With that in mind, I would urge the volume makers to wage class warfare on Bentley by supplying lambswool rugs on all their cars (and the colour combinations would look very attractive too). Fitted luggage would also be a genuinely useful and provocative accessory too, something that all users would benefit from but also a statement about the democratic worth of cars built to an appropriate and not excessive standard.
(This article was based entirely on the notion that by “rug” Bentley referred to a thick warm cloth used a coverlet or lap robe, a “thick woolen coverlet or wrap, used especially when travelling” (OED). Less likely is that it is a shaped garment worn by horses for protection or warmth. If we assume it might also mean a covering for the floor in which case an entirely different but equally valid critique of Bentley is in order.
The ambiguous nature of the word rug became apparent to me after an image search produced pictures of floor mats and ghastly lambskin seat covers made specially for Bentley cars.
Bentley lambswool rugs are just very thick floor mats, are they not?
As one normally wears shoes when travelling in a car, they strike me as a very expensive irrelevance. And as someone who takes a Japanese approach to wearing outdoor footwear in the house, also a little disgusting.
Fitted luggage, though – there’s an idea. Particularly useful for cars with limited space – supercars of course, but also city cars perhaps? A Suzuki Swift with a set of bags that fit perfectly into its boot sounds very appealing and useful.
It seems the rugs are in fact rugs for the floor – I´d always thought they were blanket affairs. If they are for the floor they are quite silly. Bentley owners never have dirt on their shoes.
Indeed there is also the use of ‘rug’ to describe a hairpiece or toupee. Could it be that? Smooth, discreet and finished in a tasteful silver grey.

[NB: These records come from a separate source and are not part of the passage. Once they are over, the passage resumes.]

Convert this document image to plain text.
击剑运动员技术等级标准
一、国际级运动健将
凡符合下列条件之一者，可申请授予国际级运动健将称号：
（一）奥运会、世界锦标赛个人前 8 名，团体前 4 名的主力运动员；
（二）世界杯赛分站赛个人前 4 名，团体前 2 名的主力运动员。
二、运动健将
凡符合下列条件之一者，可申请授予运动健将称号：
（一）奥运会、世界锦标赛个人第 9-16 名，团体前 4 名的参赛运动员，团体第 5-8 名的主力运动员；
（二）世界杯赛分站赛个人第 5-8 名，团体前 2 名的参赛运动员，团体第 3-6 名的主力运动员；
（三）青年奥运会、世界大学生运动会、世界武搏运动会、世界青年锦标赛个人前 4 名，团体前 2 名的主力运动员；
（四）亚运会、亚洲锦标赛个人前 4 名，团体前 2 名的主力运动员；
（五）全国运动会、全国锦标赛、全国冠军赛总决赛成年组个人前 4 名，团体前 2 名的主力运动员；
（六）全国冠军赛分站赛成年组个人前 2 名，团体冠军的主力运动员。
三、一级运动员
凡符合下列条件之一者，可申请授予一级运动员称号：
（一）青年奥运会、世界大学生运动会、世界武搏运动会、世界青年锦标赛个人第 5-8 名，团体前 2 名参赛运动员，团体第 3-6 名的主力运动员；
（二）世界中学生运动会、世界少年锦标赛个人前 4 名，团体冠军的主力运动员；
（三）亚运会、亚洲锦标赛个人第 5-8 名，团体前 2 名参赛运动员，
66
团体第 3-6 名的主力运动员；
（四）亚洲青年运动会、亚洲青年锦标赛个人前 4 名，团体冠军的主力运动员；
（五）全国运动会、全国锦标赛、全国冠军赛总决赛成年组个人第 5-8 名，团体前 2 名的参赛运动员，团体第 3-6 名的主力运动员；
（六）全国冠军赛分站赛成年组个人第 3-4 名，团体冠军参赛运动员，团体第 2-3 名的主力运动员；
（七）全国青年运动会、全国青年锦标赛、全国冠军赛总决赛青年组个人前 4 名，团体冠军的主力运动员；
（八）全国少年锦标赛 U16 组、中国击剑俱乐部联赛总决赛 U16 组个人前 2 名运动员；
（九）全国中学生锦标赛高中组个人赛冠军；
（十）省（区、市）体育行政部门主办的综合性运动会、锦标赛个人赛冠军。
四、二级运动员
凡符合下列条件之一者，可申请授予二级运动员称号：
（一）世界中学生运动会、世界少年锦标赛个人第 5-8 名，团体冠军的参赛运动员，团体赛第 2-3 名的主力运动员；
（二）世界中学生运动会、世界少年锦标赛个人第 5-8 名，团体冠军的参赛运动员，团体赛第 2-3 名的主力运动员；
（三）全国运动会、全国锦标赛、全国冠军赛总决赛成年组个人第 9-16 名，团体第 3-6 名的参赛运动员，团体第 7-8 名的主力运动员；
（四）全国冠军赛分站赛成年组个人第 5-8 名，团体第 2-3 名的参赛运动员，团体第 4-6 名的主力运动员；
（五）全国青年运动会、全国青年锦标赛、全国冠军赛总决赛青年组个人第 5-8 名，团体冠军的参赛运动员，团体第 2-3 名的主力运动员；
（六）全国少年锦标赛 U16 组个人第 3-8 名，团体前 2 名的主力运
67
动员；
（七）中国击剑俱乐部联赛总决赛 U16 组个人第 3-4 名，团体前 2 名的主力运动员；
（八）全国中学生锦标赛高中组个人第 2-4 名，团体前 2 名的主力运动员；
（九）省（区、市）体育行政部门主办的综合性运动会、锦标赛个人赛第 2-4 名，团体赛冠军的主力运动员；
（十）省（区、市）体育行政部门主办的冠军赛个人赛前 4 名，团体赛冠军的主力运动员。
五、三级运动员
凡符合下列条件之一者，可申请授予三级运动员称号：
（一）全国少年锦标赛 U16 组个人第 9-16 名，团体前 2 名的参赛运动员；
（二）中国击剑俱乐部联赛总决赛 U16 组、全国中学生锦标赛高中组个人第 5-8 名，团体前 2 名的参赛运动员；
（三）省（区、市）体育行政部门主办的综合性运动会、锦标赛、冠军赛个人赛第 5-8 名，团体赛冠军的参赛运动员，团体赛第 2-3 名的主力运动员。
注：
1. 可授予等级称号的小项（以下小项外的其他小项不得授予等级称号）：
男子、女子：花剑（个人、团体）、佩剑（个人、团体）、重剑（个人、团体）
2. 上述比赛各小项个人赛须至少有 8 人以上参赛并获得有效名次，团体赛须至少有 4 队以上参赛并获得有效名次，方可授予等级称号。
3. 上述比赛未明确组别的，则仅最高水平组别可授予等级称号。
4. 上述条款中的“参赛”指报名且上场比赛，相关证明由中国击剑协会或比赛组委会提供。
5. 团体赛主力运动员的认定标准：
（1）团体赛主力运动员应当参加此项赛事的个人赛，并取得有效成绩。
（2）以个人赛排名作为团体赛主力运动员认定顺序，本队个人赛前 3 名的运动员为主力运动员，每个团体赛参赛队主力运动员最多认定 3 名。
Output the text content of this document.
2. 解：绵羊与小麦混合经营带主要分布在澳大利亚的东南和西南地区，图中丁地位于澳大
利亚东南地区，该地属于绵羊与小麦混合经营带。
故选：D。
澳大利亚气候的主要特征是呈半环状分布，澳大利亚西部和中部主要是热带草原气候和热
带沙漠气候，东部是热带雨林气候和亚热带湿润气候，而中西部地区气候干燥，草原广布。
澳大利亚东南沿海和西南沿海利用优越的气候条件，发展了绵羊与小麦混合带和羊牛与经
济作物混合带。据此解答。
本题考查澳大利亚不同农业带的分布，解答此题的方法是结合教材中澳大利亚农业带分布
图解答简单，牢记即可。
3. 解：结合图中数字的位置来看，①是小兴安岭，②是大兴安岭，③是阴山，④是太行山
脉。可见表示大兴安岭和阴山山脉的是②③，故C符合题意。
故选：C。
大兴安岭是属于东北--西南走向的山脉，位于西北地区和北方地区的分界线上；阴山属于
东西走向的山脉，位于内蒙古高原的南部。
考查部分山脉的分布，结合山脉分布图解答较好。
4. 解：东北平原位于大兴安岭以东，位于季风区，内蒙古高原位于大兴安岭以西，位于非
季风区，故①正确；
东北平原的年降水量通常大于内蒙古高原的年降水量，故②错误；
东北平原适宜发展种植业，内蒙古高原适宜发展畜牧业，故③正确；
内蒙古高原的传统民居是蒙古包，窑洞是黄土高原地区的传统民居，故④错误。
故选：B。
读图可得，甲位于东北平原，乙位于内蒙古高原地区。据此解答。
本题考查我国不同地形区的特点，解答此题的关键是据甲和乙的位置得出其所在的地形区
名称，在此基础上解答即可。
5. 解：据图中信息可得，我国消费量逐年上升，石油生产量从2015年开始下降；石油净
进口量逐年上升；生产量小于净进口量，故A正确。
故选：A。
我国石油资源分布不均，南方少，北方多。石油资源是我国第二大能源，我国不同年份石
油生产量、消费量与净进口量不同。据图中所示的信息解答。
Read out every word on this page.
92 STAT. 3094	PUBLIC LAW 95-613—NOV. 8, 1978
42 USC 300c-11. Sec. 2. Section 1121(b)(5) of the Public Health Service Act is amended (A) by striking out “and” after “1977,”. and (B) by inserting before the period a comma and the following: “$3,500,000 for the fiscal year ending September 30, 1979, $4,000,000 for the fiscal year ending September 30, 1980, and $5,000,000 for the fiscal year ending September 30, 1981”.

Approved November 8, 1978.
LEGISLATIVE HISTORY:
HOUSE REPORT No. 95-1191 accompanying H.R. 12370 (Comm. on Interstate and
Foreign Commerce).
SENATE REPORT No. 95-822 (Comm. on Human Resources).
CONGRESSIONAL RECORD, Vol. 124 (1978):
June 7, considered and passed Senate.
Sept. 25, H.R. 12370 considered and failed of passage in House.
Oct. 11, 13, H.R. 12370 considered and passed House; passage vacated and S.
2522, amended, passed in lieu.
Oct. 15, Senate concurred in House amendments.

When I had a two cylinder Citroen, my partner would use a rug to supplement the inadequate heating in mid-Winter. As the driver I couldn’t safely do that. A rug is a comforting thing, so maybe you would turn the aircon up to maximum in the back of the Continental, than wrap yourself up. Similar to people who spend a lot of money to shiver in an Ice Hotel. Or maybe you would leave the rugs conspicuously unused as a symbol that you could afford them, but didn’t need them.
Are they or are they not actually blankets?
Like jacomo, all I can find reference to are rather unhygenic looking furry floormats. They don’t look very classy to my eyes – sort of cut-price bordello. To me a ‘rug’ should be a luxuriant animal pelt. As a Bentley owner I’d probably expect Arctic Fox, with Polar Bear as a higher cost option.
I hate umbrellas and never use them, but there is something quite James Bond about a built in umbrella. I think I’d like one.
You need a fine Italian one. They seem to make the best. Who makes the Rolls Royce one, I ask absent-mindedly. James Smith?